Florida health insurance is now in a rough state.  With the state having rejected extra money, it puts the state in a difficult situation.  Florida has high underserved populations such as the elderly and a high percentage of first-generation immigrants struggling to make a living.  Both populations are more likely to become ill or injured due to their circumstances, and need better coverage in order to live happy lives that don’t hang on the hinge of avoiding accident or illness that is impossible to truly sidestep.

Federal subsidies that help fund hospitals for low-income patients have expired this past June, shutting off over 1 million in aid to Florida.  This was part of the reason that the expansion of Medicaid was offered to Floridians in the first place.  However, when the state government rejected the offer of additional funds, because it was linked to Obamacare, with which they disagreed in principle, this cut off funding to hospitals and healthcare institutions across the state.

Other states, such as New York, have accepted the funds for Medicare and are not facing this kind of crisis.  When the politics of the day gets in the way of common sense, it is time to change policy.  When Florida lawmakers get their dander up and believe the honor of their party is at stake, they stop thinking about the well-being of their constituents and start thinking about how they seem to other members of their party.  It can become a question of who can shout the loudest or who can stand their ground longest.  In the end, it is those who seek health insurance coverage in Florida, can visit https://floridainsurancequotes.net/health-insurance-quote/.

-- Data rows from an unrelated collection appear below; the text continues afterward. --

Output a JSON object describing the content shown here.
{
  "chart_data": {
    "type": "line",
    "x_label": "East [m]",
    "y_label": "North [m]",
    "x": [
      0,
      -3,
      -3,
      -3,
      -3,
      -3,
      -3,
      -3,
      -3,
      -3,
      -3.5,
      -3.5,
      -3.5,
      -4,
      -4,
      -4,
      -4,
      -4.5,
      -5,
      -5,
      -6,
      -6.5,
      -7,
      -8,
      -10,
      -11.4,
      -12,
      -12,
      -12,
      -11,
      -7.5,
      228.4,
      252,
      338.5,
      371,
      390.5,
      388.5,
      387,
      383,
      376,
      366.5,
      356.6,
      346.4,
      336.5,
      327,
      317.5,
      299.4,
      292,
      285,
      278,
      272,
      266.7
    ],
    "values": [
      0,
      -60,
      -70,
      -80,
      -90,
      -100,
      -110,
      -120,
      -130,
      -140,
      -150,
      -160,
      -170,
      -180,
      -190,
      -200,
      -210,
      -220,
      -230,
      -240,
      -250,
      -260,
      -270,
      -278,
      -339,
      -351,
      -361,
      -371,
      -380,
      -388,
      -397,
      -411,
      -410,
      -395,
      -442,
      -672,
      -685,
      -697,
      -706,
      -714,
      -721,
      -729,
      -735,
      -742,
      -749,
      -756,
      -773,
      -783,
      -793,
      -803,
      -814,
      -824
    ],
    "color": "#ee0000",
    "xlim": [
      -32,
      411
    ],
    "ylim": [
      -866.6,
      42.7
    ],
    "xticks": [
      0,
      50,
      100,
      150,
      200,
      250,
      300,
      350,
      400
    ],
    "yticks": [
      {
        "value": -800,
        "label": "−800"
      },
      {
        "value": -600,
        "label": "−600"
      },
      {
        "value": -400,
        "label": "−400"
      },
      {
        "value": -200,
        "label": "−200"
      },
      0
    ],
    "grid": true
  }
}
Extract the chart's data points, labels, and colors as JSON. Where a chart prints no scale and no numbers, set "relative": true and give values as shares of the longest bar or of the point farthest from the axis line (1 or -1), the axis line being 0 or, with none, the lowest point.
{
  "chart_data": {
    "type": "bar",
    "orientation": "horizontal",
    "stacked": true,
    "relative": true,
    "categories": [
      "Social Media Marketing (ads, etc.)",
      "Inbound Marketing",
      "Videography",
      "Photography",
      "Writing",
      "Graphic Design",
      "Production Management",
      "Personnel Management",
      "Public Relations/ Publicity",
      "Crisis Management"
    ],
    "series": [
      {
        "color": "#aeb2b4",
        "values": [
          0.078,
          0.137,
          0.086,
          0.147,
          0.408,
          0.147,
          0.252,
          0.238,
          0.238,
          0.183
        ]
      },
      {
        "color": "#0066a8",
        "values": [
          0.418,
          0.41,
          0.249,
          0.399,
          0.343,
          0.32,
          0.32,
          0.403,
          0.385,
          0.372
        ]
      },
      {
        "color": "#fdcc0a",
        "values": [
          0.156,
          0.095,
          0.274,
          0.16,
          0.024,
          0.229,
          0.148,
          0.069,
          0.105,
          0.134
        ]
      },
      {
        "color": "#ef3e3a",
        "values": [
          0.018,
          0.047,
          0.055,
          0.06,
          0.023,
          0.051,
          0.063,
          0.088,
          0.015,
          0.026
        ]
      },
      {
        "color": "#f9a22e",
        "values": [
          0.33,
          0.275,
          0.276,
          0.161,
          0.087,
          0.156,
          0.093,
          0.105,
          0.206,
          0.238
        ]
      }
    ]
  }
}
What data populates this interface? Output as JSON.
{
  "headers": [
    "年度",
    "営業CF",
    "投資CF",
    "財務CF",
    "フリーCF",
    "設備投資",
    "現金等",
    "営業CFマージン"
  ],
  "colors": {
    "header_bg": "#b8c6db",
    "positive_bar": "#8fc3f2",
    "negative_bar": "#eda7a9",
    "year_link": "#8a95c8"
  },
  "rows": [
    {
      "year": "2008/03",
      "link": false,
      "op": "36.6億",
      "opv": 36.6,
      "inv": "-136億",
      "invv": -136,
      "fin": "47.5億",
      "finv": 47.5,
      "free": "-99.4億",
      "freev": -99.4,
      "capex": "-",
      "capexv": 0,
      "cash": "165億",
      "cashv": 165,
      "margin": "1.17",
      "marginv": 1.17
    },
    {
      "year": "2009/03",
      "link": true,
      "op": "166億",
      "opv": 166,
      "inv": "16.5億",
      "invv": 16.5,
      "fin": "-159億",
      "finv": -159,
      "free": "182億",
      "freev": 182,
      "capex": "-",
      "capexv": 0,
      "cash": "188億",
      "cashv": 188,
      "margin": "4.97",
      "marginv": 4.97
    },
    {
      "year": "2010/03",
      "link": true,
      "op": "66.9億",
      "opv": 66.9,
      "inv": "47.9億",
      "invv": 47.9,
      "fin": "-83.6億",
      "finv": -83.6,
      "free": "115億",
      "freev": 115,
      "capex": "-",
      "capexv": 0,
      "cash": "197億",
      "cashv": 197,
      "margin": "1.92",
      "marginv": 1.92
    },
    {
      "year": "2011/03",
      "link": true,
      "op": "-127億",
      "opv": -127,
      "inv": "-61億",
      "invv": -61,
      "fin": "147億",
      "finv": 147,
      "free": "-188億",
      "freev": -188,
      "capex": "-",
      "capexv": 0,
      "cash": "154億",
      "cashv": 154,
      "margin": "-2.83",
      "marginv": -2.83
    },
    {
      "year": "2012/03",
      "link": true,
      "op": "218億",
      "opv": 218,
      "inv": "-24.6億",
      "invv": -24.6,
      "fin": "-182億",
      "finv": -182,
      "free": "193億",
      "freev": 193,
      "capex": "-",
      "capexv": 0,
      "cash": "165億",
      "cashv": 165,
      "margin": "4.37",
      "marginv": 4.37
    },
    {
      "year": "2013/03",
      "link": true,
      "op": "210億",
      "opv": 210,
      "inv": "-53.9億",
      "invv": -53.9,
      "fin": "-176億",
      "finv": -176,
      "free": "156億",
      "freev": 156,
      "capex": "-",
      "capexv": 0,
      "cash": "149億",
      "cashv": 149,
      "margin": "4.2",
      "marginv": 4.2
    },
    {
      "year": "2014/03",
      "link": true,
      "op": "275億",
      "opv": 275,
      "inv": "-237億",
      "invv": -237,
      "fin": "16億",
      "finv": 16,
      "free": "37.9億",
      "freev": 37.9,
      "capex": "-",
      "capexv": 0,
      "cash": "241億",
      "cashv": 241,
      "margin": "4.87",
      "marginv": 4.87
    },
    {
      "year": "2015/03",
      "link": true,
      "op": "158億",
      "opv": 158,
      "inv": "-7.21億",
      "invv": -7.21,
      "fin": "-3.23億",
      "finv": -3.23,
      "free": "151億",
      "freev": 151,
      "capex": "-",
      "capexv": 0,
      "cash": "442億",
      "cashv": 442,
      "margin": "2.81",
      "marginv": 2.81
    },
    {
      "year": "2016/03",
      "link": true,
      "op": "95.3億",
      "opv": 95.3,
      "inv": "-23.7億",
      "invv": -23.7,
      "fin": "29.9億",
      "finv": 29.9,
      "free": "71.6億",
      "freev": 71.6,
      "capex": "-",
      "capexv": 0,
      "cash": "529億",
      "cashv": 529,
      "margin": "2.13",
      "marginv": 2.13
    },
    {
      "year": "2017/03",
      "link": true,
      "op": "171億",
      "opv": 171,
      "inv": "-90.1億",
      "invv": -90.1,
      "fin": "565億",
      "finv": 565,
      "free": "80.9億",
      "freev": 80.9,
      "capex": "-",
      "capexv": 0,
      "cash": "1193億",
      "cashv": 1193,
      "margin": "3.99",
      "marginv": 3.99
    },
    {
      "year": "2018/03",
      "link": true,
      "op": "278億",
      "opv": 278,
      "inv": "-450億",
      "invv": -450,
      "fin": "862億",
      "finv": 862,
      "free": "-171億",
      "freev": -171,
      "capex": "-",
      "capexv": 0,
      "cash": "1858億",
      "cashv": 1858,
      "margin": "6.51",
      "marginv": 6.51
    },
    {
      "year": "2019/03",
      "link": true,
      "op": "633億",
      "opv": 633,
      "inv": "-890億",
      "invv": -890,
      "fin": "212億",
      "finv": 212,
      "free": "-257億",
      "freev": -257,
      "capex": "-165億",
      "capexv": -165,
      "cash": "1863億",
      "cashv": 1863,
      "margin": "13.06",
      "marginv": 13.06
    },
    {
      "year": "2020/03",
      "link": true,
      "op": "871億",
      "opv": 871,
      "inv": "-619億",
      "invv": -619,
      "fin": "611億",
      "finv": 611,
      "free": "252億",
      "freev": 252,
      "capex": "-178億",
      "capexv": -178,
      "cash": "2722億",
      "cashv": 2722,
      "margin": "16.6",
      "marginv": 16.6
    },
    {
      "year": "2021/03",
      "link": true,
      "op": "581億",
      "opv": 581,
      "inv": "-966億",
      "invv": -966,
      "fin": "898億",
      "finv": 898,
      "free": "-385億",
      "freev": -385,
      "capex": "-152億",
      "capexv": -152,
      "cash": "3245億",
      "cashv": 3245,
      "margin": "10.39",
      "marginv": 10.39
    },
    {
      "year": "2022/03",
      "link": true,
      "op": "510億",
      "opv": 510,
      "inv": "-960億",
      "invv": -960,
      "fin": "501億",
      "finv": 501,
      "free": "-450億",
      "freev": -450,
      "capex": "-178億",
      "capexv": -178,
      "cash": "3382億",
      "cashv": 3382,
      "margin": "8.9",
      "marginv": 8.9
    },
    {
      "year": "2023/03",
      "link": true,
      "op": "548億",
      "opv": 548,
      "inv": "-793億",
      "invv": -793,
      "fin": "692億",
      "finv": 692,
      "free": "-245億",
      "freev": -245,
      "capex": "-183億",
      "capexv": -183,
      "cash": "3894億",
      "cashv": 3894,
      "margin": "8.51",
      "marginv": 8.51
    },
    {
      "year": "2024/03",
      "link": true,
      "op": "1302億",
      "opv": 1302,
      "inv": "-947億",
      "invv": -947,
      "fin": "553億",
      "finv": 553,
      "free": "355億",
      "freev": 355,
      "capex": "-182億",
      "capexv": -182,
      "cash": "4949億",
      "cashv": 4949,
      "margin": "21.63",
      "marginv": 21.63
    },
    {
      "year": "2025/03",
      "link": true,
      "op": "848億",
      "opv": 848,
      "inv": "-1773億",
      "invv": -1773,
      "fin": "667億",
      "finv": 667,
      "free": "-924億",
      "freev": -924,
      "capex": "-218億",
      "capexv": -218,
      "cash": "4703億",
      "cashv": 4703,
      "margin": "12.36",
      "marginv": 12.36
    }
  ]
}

Luckily, very recently a ruling was passed by the Supreme Court stating that those who are poverty-stricken will still get their insurance premium supplements, regardless of whether the state has made any provisions towards this or not.  This is a source of relief for many of those who are most at risk in the population.  However, Florida lawmakers remain resistant to assisting its population, if that means accepting help from the federal government, despite the dire straits in which it finds itself.